Decision-Making: Legislation
and Regulations
Prise de décisions: législation
et réglementations
Il existe la Loi cadre Environnementale pour la Gestion Intégrée
des Côtes. Pour la conservation et l’usage durable des ressources
marines il existe la Loi 65-10 du 23 Juin 1965 interdisant le chalutage
et la pratique de toutes pêches utilisants les engins traînant
a l’intérieur des Eaux territoriales du Bénin. L’Arreté
100/MDRC/MTPTPT du 31 Juillet 1968 fixant les conditions de Pêche
dans les Eaux Territoriales du Dahomey. Il existe également des
directrices établies par le Gouvernement.
Decision-Making: Strategies,
Policies and Plans
Prise de décisions: stratégies,
politiques et plans
Dans le souci de mieux gérer l’espace côtier aux fins d’un
développement durable, un schéma directeur de développement
durable du littoral béninois est en cours d’élaboration.
Les éléments de stratégie de cette gestion intégrée
concerneront: les changements de technique et de pratiques, en particulier
dans le domaine de l’énergie et de l’architecture; la gestion agro-sylvo-pastorale;
la planification familiale; l’amélioration des infrastructures et
des services; le renforcement de la législation et sa mise en application;
la gestion foncière; le suivi de l’impact des aménagements
hydrauliques; l’agriculture eet élevage; la foresterie; l’industrie;
les transports et infrastructures; le développement urbain; et l’énergie.
De plus, le Gouvernement n’a pas accès aux technologies permettant
de détecter les principaux types de pollution d’origine tellurique
du milieu marin. Cette situation provient d’un développement technologique
encore bas, des techniques de détermination insuffisantes, des métaux
lourds, et des organochlores "in situ".
Decision-Making: Major Groups Involvement
Prise de décisions: participation
des groupes principaux
Aucune information disponible.
Programmes and Projects
Programmes et projets
La participation des Groupes Principaux dans la prise de décisions
concernant les océans est inexistante.Le régime foncier repose
sur des règles et coutumes complexes régissant l’utilisation
des terres et des points d’eau. Le MEHU a mis sur pied un Comité
Technique de Gestion du Littoral qui a pour rôle essentiel de concevoir
et de mettre en oeuvre un programme de développement intégré
de la zone côtière. Le Bénin a un projet de stratégie
pour les mangroves. La Stratégie Nationale et le Plan d’Action de
Conservation de la Diversité Biologique seront bientót établis.

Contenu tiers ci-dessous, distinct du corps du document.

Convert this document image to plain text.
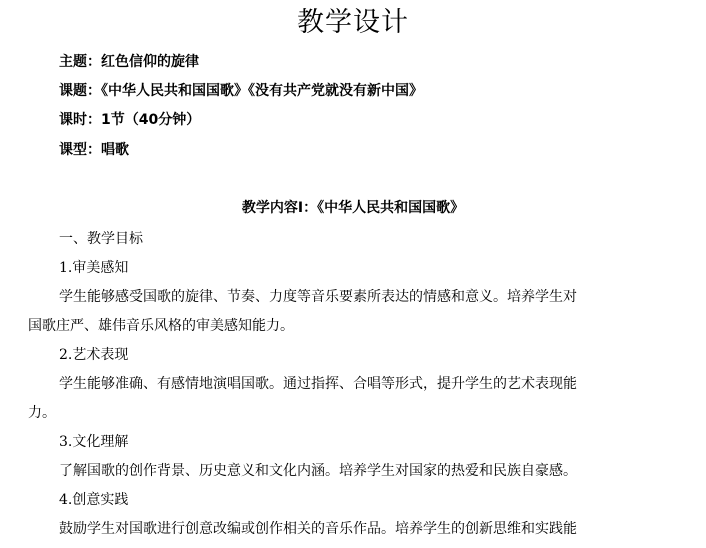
教学设计
主题：红色信仰的旋律
课题：《中华人民共和国国歌》《没有共产党就没有新中国》
课时：1节（40分钟）
课型：唱歌
教学内容Ⅰ：《中华人民共和国国歌》
一、教学目标
1.审美感知
学生能够感受国歌的旋律、节奏、力度等音乐要素所表达的情感和意义。培养学生对
国歌庄严、雄伟音乐风格的审美感知能力。
2.艺术表现
学生能够准确、有感情地演唱国歌。通过指挥、合唱等形式，提升学生的艺术表现能
力。
3.文化理解
了解国歌的创作背景、历史意义和文化内涵。培养学生对国家的热爱和民族自豪感。
4.创意实践
鼓励学生对国歌进行创意改编或创作相关的音乐作品。培养学生的创新思维和实践能
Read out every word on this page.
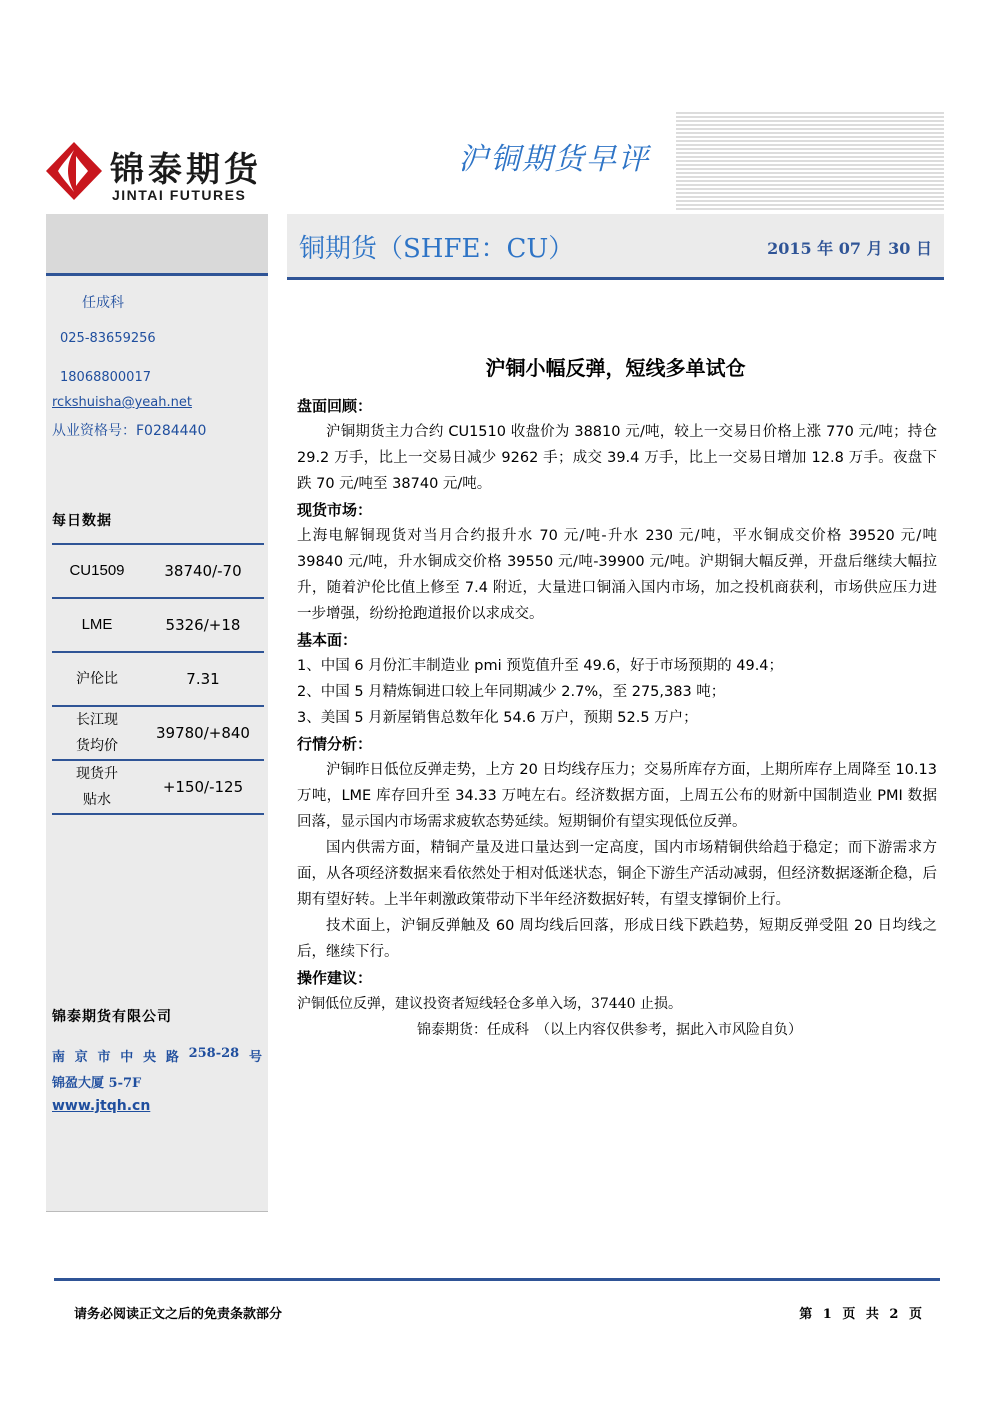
锦泰期货
JINTAI FUTURES
沪铜期货早评
任成科
025-83659256
18068800017
rckshuisha@yeah.net
从业资格号：F0284440
每日数据
CU1509	38740/-70
LME	5326/+18
沪伦比	7.31

长江现
货均价	39780/+840

现货升
贴水	+150/-125
锦泰期货有限公司
南 京 市 中 央 路 258-28 号
锦盈大厦 5-7F
www.jtqh.cn
铜期货（SHFE：CU）	2015 年 07 月 30 日
沪铜小幅反弹，短线多单试仓
盘面回顾：
沪铜期货主力合约 CU1510 收盘价为 38810 元/吨，较上一交易日价格上涨 770 元/吨；持仓 29.2 万手，比上一交易日减少 9262 手；成交 39.4 万手，比上一交易日增加 12.8 万手。夜盘下跌 70 元/吨至 38740 元/吨。
现货市场：
上海电解铜现货对当月合约报升水 70 元/吨-升水 230 元/吨，平水铜成交价格 39520 元/吨 39840 元/吨，升水铜成交价格 39550 元/吨-39900 元/吨。沪期铜大幅反弹，开盘后继续大幅拉升，随着沪伦比值上修至 7.4 附近，大量进口铜涌入国内市场，加之投机商获利，市场供应压力进一步增强，纷纷抢跑道报价以求成交。
基本面：
1、中国 6 月份汇丰制造业 pmi 预览值升至 49.6，好于市场预期的 49.4；
2、中国 5 月精炼铜进口较上年同期减少 2.7%，至 275,383 吨；
3、美国 5 月新屋销售总数年化 54.6 万户，预期 52.5 万户；
行情分析：
沪铜昨日低位反弹走势，上方 20 日均线存压力；交易所库存方面，上期所库存上周降至 10.13 万吨，LME 库存回升至 34.33 万吨左右。经济数据方面，上周五公布的财新中国制造业 PMI 数据回落，显示国内市场需求疲软态势延续。短期铜价有望实现低位反弹。
国内供需方面，精铜产量及进口量达到一定高度，国内市场精铜供给趋于稳定；而下游需求方面，从各项经济数据来看依然处于相对低迷状态，铜企下游生产活动减弱，但经济数据逐渐企稳，后期有望好转。上半年刺激政策带动下半年经济数据好转，有望支撑铜价上行。
技术面上，沪铜反弹触及 60 周均线后回落，形成日线下跌趋势，短期反弹受阻 20 日均线之后，继续下行。
操作建议：
沪铜低位反弹，建议投资者短线轻仓多单入场，37440 止损。
锦泰期货：任成科　（以上内容仅供参考，据此入市风险自负）
请务必阅读正文之后的免责条款部分	第 1 页 共 2 页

Ils traiteront de la préservation et de l’usage durable des écosystèmes
fragiles. Un des programmes principaux est le "Programme de Grand Ecosysteme
Marin".
Voir aussi sous Renforcement des
capacités, éducation, formation et sensibilisation.
Status
Etat de la situation
La zone littorale du Bénin, d’une faible longueur par rapport
à la taille du pays (125 km seulement), est extrêmement fragile.
L’usage principal des zones côtières est dédié
à la pêche, le tourisme et le transport maritime. Le littoral
béninois connaît de sérieux problèmes à
savoir: 1. L’érosion du sol, phénomène particulièrrement
inquiétant au Bénin, en particulier à cause du régime
pluviométrique; 2. Le manque d’études sur les eaux maritimes.
A présent on note quelques problèmes ponctuels de qualité
des eaux maritimes, notamment des effluents de l’usine de phosphate du
Togo; dégazage fréquent des bateaux sur les côtes béninoises;
3. L’érosion côtière: la partie Est de la ville de
Cotonou est soumise à une forte érosion due à la construction
en eau profonde du Port Autonome, ce qui a entraîné un déséquilibre
entre la capacité de transport du courant littoral et les quantités
transportées dans les conditions d’équilibre dynamique; 4.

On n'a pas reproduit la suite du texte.